According to the report, the ministry’s recommendations were as follows:
Modiin Illit — full closure, including educational institutions and seminaries
Ramle — full closure
Beit Shemesh — closure of two unnamed neighborhoods, shutting educational institutions for children from the age of 9, including seminaries
Lod — renewal of the closure on a number of neighborhoods, with the addition of three further areas
Bnei Brak — closure of all educational institutions in the city, including seminaries
Ashdod — possible extension of closure, although officials remain undecided
Ra’anana — increase testing of those connected to a series of prom parties at center of city’s outbreak
Kiryat Malachi — closure of the Chabad and Ahuzot Rotem neighborhoods of the city, closure of educational institutions for anyone over the age of 9, including seminaries
Jerusalem — closure of the Romema, Ramot, Har Nof, Kiryat Sanz and Ma’alot Dafna neighborhoods as well as closing educational institutions from the age of 9.
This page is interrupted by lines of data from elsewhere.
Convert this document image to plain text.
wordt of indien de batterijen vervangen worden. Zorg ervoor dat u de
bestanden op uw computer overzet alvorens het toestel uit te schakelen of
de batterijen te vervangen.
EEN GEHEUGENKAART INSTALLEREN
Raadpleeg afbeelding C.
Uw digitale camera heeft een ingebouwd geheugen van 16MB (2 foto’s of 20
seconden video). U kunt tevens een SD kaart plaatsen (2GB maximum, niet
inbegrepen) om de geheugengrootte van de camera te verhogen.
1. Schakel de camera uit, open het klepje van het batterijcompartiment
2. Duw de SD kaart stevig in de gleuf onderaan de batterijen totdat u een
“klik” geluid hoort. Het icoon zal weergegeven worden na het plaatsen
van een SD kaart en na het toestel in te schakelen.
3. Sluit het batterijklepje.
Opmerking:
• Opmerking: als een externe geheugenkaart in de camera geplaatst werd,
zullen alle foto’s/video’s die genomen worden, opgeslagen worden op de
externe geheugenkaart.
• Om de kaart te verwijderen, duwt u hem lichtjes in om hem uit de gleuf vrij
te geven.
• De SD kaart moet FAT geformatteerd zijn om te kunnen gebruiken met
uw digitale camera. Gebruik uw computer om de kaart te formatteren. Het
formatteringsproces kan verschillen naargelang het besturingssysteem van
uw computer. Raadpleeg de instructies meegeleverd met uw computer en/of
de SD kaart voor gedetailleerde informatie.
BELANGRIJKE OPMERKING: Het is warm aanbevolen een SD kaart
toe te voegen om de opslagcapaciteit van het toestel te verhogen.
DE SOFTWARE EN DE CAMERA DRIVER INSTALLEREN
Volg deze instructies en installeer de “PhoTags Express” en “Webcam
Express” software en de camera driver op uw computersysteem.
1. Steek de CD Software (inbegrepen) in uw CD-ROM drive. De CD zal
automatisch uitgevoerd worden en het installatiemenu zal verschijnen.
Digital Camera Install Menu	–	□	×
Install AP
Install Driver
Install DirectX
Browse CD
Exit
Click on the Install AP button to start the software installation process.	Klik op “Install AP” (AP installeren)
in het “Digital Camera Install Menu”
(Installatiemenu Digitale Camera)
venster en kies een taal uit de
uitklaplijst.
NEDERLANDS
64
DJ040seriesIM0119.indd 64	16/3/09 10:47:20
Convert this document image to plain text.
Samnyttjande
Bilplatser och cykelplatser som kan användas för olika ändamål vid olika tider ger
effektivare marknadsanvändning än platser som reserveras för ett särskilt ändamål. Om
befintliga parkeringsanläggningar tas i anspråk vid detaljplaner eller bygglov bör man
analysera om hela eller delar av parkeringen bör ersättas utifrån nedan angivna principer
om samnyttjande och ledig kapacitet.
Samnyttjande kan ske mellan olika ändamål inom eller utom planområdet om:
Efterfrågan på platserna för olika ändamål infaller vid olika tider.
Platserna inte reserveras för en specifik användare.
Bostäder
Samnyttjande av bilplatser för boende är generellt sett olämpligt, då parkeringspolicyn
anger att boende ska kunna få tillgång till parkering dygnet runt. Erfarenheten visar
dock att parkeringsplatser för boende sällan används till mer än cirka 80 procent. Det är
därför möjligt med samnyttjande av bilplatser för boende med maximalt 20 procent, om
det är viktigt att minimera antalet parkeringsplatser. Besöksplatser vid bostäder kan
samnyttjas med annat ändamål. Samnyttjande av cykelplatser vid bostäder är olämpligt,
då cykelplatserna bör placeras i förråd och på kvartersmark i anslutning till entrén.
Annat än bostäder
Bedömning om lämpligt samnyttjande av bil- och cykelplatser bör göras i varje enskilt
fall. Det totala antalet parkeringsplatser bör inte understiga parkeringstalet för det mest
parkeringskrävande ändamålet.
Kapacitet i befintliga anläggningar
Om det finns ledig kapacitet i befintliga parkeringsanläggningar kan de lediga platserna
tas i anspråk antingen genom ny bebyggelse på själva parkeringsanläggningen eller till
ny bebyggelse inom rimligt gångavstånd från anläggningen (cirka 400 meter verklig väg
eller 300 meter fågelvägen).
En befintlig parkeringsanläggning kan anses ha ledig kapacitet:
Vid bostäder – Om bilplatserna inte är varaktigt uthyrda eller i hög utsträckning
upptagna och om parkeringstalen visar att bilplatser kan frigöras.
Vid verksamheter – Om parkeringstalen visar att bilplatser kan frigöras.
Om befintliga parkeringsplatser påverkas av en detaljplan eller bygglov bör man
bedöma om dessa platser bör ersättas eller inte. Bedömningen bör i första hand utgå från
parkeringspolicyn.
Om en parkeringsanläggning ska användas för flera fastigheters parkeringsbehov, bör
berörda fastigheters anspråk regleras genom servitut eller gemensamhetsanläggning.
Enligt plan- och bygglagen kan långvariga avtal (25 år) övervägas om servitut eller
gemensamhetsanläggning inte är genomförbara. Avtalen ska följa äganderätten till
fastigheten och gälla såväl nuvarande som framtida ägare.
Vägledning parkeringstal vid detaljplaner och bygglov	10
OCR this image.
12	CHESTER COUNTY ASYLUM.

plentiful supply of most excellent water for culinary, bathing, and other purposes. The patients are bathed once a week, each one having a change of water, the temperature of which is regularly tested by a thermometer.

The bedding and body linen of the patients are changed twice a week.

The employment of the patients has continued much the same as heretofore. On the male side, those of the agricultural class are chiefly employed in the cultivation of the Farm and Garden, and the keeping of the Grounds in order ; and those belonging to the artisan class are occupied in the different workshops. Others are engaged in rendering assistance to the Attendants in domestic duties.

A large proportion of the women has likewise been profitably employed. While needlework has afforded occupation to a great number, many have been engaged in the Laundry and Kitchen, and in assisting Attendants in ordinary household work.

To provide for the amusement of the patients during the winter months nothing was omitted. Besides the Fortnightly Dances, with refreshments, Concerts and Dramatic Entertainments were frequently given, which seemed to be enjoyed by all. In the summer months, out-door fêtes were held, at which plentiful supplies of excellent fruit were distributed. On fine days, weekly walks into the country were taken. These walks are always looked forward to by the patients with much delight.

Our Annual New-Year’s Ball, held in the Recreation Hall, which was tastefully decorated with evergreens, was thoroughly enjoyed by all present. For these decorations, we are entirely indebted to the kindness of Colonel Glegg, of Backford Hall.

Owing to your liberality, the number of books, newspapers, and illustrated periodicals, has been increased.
Jerusalem Mayor Moshe Lion on Thursday wrote to the Health Ministry and warned that a lockdown would turn areas of the capital into “coronavirus incubators.”
“My unequivocal stance is against the closure,” the mayor wrote, according to Channel 12 news. “The proposed closure may make the neighborhoods into coronavirus incubators. The [reportedly proposed] neighborhoods in Jerusalem are areas where tens of thousands of people live in crowded apartments, and their hermetic closure will lead to mass infection.”
Individuals who have been diagnosed with the coronavirus and are unable to fully quarantine at home are supposed to be transferred to one of the coronavirus hotels.
The only area of the country under lockdown on Thursday morning was the ultra-Orthodox city of Beitar Illit, after orders expired for the central cities of Lod and Ashdod, despite their remaining hotspots of coronavirus infections.
According to a Channel 13 news report Thursday, the restriction orders were not discussed by the so-called coronavirus committee and therefore not renewed. Earlier this year, a temporary lockdown on the Bedouin town of Hura near Beersheba was hastily renewed after the measure expired due to a bureaucratic lapse.
Beitar Illit was declared a restricted zone on Tuesday for seven days as coronavirus infections there spiked. The lockdown of the settlement, located south of Jerusalem, went into effect at 1 p.m. on Wednesday.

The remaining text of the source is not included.